I also know that it’s unlikely The Holy Trilogy would have had the same global impact it did without them.

This information serves no real purpose. It won’t help me seduce a woman, provide for a family, or find gainful employment. But lightsabers are probably one of the most important parts of my life and of the lives of millions around the planet.

A long, long time ago, Robin Williams grabbed his nuts and said poets were way more important than lawyers and doctors. Though he had a lusty preoccupation with Langston Hughes and likely meant that the works of the Western canon were a touch more steeped in value than the Millennium Falcon, the Dead Poet founder was making an excellent point on the value of (dare I say it: pop) culture in a societal landscape that expects such things to be abandoned when entering adulthood.

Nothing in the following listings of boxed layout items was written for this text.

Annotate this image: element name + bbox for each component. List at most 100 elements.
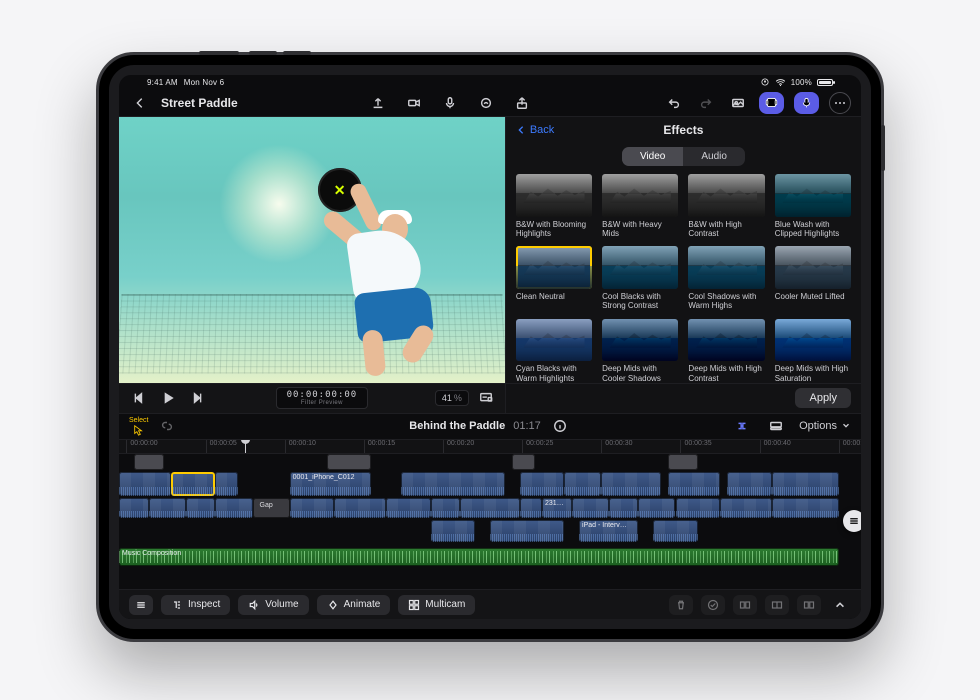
next-button[interactable] — [187, 387, 209, 409]
vid-clip[interactable] — [215, 472, 237, 496]
vid-clip[interactable]: 0001_iPhone_C012 — [290, 472, 372, 496]
vid-clip[interactable] — [119, 472, 171, 496]
vid-clip[interactable] — [653, 520, 698, 542]
vid-clip[interactable] — [149, 498, 186, 518]
vid-clip[interactable] — [564, 472, 601, 496]
vid-clip[interactable] — [609, 498, 639, 518]
vid-clip[interactable] — [186, 498, 216, 518]
vid-clip[interactable] — [638, 498, 675, 518]
camera-button[interactable] — [403, 92, 425, 114]
snapping-button[interactable] — [731, 415, 753, 437]
vid-clip[interactable] — [431, 520, 476, 542]
clip-appearance-button[interactable] — [129, 595, 153, 615]
effect-item[interactable]: Deep Mids with Cooler Shadows — [602, 319, 678, 383]
effects-title: Effects — [506, 123, 861, 137]
vid-clip[interactable] — [290, 498, 335, 518]
effect-item[interactable]: B&W with High Contrast — [688, 174, 764, 238]
display-options-button[interactable] — [475, 387, 497, 409]
more-button[interactable] — [829, 92, 851, 114]
vid-clip[interactable] — [386, 498, 431, 518]
enable-button[interactable] — [701, 595, 725, 615]
vid-clip[interactable] — [460, 498, 519, 518]
volume-button[interactable]: Volume — [238, 595, 308, 615]
draw-button[interactable] — [475, 92, 497, 114]
playhead[interactable] — [245, 440, 246, 454]
vid-clip[interactable] — [215, 498, 252, 518]
tab-audio[interactable]: Audio — [683, 147, 745, 166]
split-right-button[interactable] — [797, 595, 821, 615]
effects-back-label: Back — [530, 124, 554, 136]
title-clip[interactable] — [512, 454, 534, 470]
inspect-button[interactable]: Inspect — [161, 595, 230, 615]
prev-button[interactable] — [127, 387, 149, 409]
gap-clip[interactable]: Gap — [253, 498, 290, 518]
effect-item[interactable]: Clean Neutral — [516, 246, 592, 310]
track — [119, 454, 861, 470]
vid-clip[interactable] — [601, 472, 660, 496]
timeline-info-button[interactable] — [549, 415, 571, 437]
delete-button[interactable] — [669, 595, 693, 615]
split-left-button[interactable] — [733, 595, 757, 615]
media-button[interactable] — [727, 92, 749, 114]
play-button[interactable] — [157, 387, 179, 409]
effect-item[interactable]: B&W with Blooming Highlights — [516, 174, 592, 238]
effect-item[interactable]: Deep Mids with High Contrast — [688, 319, 764, 383]
content-browser-button[interactable] — [759, 92, 784, 114]
apply-button[interactable]: Apply — [795, 388, 851, 408]
vid-clip[interactable] — [171, 472, 216, 496]
effect-item[interactable]: B&W with Heavy Mids — [602, 174, 678, 238]
effect-item[interactable]: Cooler Muted Lifted — [775, 246, 851, 310]
audio-clip[interactable]: Music Composition — [119, 548, 839, 566]
effect-item[interactable]: Cool Shadows with Warm Highs — [688, 246, 764, 310]
share-button[interactable] — [511, 92, 533, 114]
effect-item[interactable]: Deep Mids with High Saturation — [775, 319, 851, 383]
select-tool[interactable]: Select — [129, 417, 148, 436]
title-clip[interactable] — [668, 454, 698, 470]
vid-clip[interactable] — [520, 472, 565, 496]
vid-clip[interactable] — [720, 498, 772, 518]
import-button[interactable] — [367, 92, 389, 114]
vid-clip[interactable] — [334, 498, 386, 518]
title-clip[interactable] — [327, 454, 372, 470]
zoom-display[interactable]: 41% — [435, 390, 469, 406]
voiceover-button[interactable] — [439, 92, 461, 114]
vid-clip[interactable] — [572, 498, 609, 518]
timeline-tracks[interactable]: 0001_iPhone_C012Gap 231… iPad - Interv… Mus… — [119, 454, 861, 589]
effect-item[interactable]: Blue Wash with Clipped Highlights — [775, 174, 851, 238]
track: iPad - Interv… — [119, 520, 861, 542]
timeline-area: Select Behind the Paddle 01:17 Options — [119, 414, 861, 619]
vid-clip[interactable]: iPad - Interv… — [579, 520, 638, 542]
redo-button[interactable] — [695, 92, 717, 114]
undo-button[interactable] — [663, 92, 685, 114]
title-clip[interactable] — [134, 454, 164, 470]
effects-back-button[interactable]: Back — [516, 124, 554, 136]
vid-clip[interactable] — [431, 498, 461, 518]
vid-clip[interactable] — [676, 498, 721, 518]
collapse-button[interactable] — [829, 594, 851, 616]
effect-item[interactable]: Cyan Blacks with Warm Highlights — [516, 319, 592, 383]
vid-clip[interactable] — [520, 498, 542, 518]
timeline-view-button[interactable] — [765, 415, 787, 437]
vid-clip[interactable] — [772, 498, 839, 518]
back-button[interactable] — [129, 92, 151, 114]
multicam-label: Multicam — [425, 599, 465, 610]
timeline-ruler[interactable]: 00:00:0000:00:0500:00:1000:00:1500:00:20… — [119, 440, 861, 454]
clip-label: Music Composition — [122, 550, 181, 557]
multicam-button[interactable]: Multicam — [398, 595, 475, 615]
split-button[interactable] — [765, 595, 789, 615]
voice-isolation-button[interactable] — [794, 92, 819, 114]
vid-clip[interactable] — [727, 472, 772, 496]
timecode-display[interactable]: 00:00:00:00 Filter Preview — [276, 387, 369, 409]
vid-clip[interactable] — [119, 498, 149, 518]
vid-clip[interactable] — [401, 472, 505, 496]
vid-clip[interactable]: 231… — [542, 498, 572, 518]
preview-canvas[interactable] — [119, 117, 505, 383]
tab-video[interactable]: Video — [622, 147, 683, 166]
vid-clip[interactable] — [772, 472, 839, 496]
timeline-options[interactable]: Options — [799, 420, 851, 432]
vid-clip[interactable] — [490, 520, 564, 542]
link-tool[interactable] — [156, 415, 178, 437]
animate-button[interactable]: Animate — [317, 595, 391, 615]
effect-item[interactable]: Cool Blacks with Strong Contrast — [602, 246, 678, 310]
vid-clip[interactable] — [668, 472, 720, 496]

Though I doubt he expected his students to jump up on a desk and yell “O Captain my Captain many Bothans died to bring us this information,” the sentiment applies.

It’s a worldwide flash. A single relative frame against the exorbitantly long reel of time that everyone can see, filling the room and dazzling them in a language of light and sound. Star Wars is an international handshake and an embodiment of our collective thoughts about morality, relationships, and war.

It’s as accessible to those who have no idea what a Holocron is, as it is to those who have read their share of sapphic Force erotica. If civilization collapsed tomorrow it would still be relevant: its archetypes and lessons are as universal as any Bible, plus Ewoks.

In fact, everything worth knowing, you can learn from Star Wars. And over the coming semester, I aim to prove it.